I am a graduate student of linguistics at the University of California, Santa Barbara. I recently graduated with my Bachelor’s degree from the University of Hong Kong, where I majored in linguistics and statistics and worked on various projects as a student research assistant at the Language Development Lab, HKU.
Brief version: My main interest is to use quantitative techniques from computational corpus linguistics to discover generalisations of typological and psycholinguistic interest, especially with regards to the morphosyntax of Sino-Tibetan languages.
I am primarily interested in the use of modern quantitative methodology in linguistics, and I am interested in advances on both the model level (e.g. incorporating time-series components into linguistic models, using smoothing splines in additive models to approximate nonlinear relationships) and the inference level (e.g. bootstrap resampling approaches that take into account the dependence relationship between samples, newer variable selection techniques like some penalised regression methods). Because the nature of these methods often escape closed-form solution, computational solutions play an important role.
In terms of linguistic interests, I am particularly interested in morphosyntactic alternations: when there is more than one way to say something, when and why do we choose one way over another? I am also interested in phonology, particularly as it interacts with morphosyntax. This is not to give phonetics, semantics or discourse/pragmatics short shrift; the complex interplay of all levels of language is what makes language interesting, and a paper will often have to take into account, or at least control for, other linguistic strata.

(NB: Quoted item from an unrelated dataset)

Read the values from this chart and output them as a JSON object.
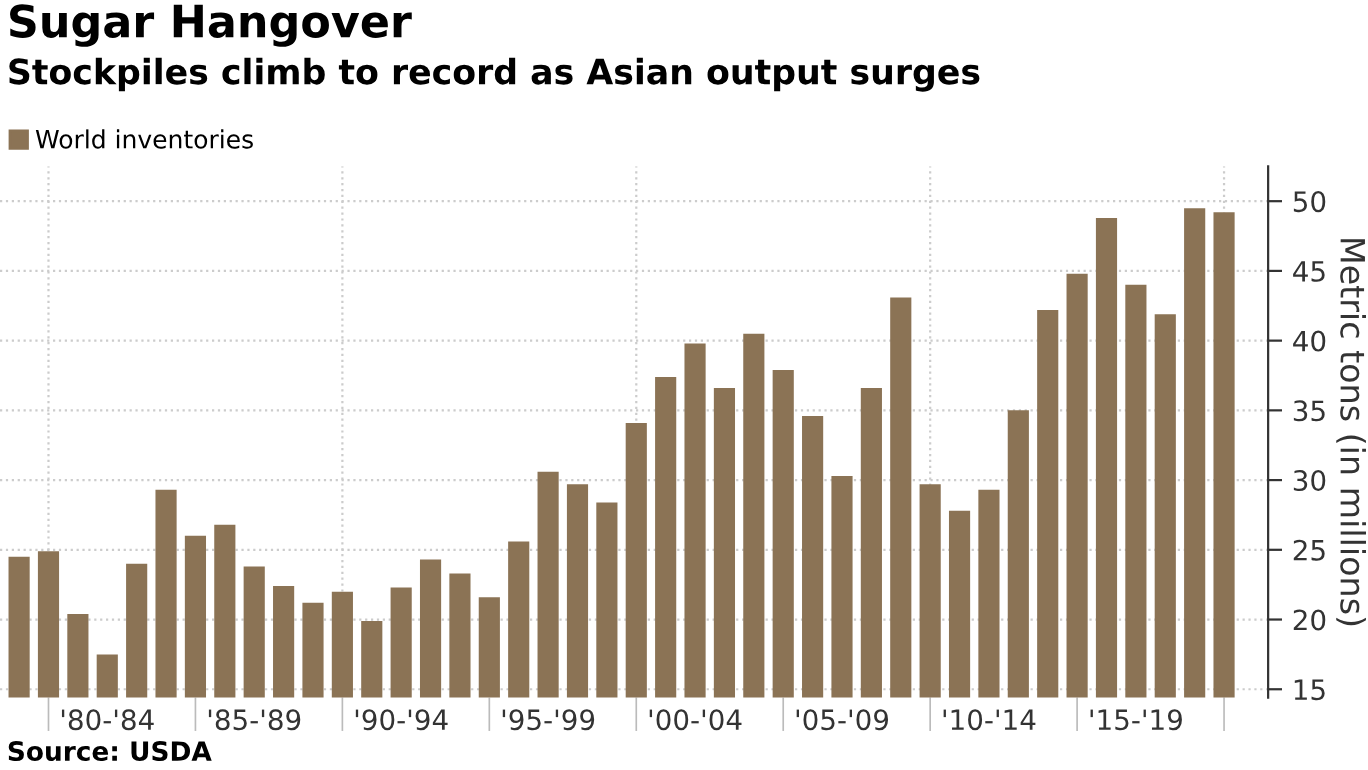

I believe the best way to approach the study of language is to treat it as the complex, interacting system that it is. Language arises within the constraints of our physiology, influenced by properties of our cognitive system, social behaviour and communicative needs. Given the multi-faceted nature of language, a parochial view that ignores interactions between subfields and between types of evidence cannot move us forward. Thus, I believe corpus, typological and experimental data all have important roles to play in the study of language, and I would like to combine different sources of quantitative evidence to answer the same linguistic questions.
While I am interested in typological variation and do not intend to limit myself to any particular language or language family, my main interests lie in Sino-Tibetan, especially but not limited to Sinitic, Tibetic and non-Tibetic Bodish languages. As the Sino-Tibetan family has a huge amount of internal variation from the extreme analyticity and complex tonal systems of Sinitic to polysynthetic branches like Kiranti and rGyalrong, generalisations about Sino-Tibetan are likely good candidates for general trends in human language.